Leveraging Text-Driven Semantic Variation for Robust OOD Segmentation
Seungheon Song, Jaekoo Lee
TL;DR
This work addresses the challenge of robust OOD segmentation in autonomous driving by leveraging vision-language knowledge. It introduces a Text-Driven OOD Segmentation framework that fuses a CLIP-based vision-language encoder with Mask2Former, guided by textual queries of both ID and OOD concepts. The method comprises Distance-Based OOD Prompts—grouped by semantic distance from ID classes and paired with learnable prompts—and OOD Semantic Augmentation via Semantically Augmented Attention to diversify OOD representations.

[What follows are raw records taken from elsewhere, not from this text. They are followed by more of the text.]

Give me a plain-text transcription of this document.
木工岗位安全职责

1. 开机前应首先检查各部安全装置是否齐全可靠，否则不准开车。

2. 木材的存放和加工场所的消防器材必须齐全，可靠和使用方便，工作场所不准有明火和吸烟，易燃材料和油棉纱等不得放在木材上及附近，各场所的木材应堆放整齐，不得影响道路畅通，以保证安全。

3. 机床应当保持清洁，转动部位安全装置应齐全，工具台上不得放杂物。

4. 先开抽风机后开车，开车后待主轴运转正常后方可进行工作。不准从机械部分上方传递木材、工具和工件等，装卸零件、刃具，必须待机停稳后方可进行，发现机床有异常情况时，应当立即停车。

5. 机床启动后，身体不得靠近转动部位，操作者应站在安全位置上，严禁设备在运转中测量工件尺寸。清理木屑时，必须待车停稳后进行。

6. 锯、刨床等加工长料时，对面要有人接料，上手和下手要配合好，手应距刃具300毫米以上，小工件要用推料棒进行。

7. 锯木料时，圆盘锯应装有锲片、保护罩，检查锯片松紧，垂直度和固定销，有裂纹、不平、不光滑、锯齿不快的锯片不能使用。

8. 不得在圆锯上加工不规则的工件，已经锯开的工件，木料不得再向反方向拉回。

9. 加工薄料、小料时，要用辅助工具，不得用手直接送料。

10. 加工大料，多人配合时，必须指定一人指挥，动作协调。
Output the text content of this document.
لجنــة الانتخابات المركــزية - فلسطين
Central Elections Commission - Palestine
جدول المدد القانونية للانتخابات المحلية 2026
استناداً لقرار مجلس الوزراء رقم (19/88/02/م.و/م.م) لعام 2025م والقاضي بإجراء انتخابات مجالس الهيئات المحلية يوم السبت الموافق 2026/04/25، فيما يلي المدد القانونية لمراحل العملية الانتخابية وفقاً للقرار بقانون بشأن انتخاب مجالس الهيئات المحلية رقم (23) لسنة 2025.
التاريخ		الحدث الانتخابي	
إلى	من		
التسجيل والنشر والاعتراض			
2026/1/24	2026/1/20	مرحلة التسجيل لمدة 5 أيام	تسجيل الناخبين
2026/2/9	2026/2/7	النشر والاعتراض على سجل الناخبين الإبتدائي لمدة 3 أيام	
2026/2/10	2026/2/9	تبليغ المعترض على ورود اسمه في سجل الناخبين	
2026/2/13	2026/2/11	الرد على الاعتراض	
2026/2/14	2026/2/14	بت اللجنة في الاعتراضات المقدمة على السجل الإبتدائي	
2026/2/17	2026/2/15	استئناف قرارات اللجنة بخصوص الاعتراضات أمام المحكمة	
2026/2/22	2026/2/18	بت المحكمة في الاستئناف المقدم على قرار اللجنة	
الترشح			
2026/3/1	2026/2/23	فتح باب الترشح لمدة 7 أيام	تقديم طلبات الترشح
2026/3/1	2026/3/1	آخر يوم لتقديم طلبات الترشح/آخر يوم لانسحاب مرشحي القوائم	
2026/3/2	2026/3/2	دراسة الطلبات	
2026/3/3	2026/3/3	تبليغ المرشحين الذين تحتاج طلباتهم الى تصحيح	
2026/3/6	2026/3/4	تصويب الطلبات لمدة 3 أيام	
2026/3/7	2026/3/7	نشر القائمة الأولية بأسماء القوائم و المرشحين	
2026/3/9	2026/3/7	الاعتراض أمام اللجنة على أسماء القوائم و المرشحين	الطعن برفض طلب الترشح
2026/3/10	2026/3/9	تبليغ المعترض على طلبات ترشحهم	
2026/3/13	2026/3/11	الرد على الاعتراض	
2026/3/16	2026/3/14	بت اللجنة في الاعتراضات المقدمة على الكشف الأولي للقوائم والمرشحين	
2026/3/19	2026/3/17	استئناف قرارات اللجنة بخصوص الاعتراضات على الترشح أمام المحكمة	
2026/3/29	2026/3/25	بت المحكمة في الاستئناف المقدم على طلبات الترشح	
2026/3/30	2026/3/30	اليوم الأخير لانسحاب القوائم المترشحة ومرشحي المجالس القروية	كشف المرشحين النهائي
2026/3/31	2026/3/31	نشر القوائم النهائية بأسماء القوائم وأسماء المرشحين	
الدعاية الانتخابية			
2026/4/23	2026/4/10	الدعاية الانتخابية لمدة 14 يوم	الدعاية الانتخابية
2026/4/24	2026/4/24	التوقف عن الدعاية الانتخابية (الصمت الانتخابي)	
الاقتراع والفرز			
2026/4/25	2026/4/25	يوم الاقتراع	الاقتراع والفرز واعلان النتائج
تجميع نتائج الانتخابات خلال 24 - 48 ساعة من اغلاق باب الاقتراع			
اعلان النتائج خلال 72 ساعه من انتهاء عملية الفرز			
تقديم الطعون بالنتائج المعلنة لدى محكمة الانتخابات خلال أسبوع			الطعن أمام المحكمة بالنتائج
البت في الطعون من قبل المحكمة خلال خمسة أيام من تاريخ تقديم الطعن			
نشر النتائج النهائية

Backbone regularization losses preserve vision-language alignment during training. Empirical results on Fishyscapes, SMIYC, and Road Anomaly show state-of-the-art performance at both pixel- and object-level evaluations, illustrating strong generalization to unseen anomalies and the practical potential for safer autonomous driving systems.
Abstract
In autonomous driving and robotics, ensuring road safety and reliable decision-making critically depends on out-of-distribution (OOD) segmentation. While numerous methods have been proposed to detect anomalous objects on the road, leveraging the vision-language space-which provides rich linguistic knowledge-remains an underexplored field. We hypothesize that incorporating these linguistic cues can be especially beneficial in the complex contexts found in real-world autonomous driving scenarios. To this end, we present a novel approach that trains a Text-Driven OOD Segmentation model to learn a semantically diverse set of objects in the vision-language space. Concretely, our approach combines a vision-language model's encoder with a transformer decoder, employs Distance-Based OOD prompts located at varying semantic distances from in-distribution (ID) classes, and utilizes OOD Semantic Augmentation for OOD representations. By aligning visual and textual information, our approach effectively generalizes to unseen objects and provides robust OOD segmentation in diverse driving environments. We conduct extensive experiments on publicly available OOD segmentation datasets such as Fishyscapes, Segment-Me-If-You-Can, and Road Anomaly datasets, demonstrating that our approach achieves state-of-the-art performance across both pixel-level and object-level evaluations. This result underscores the potential of vision-language-based OOD segmentation to bolster the safety and reliability of future autonomous driving systems.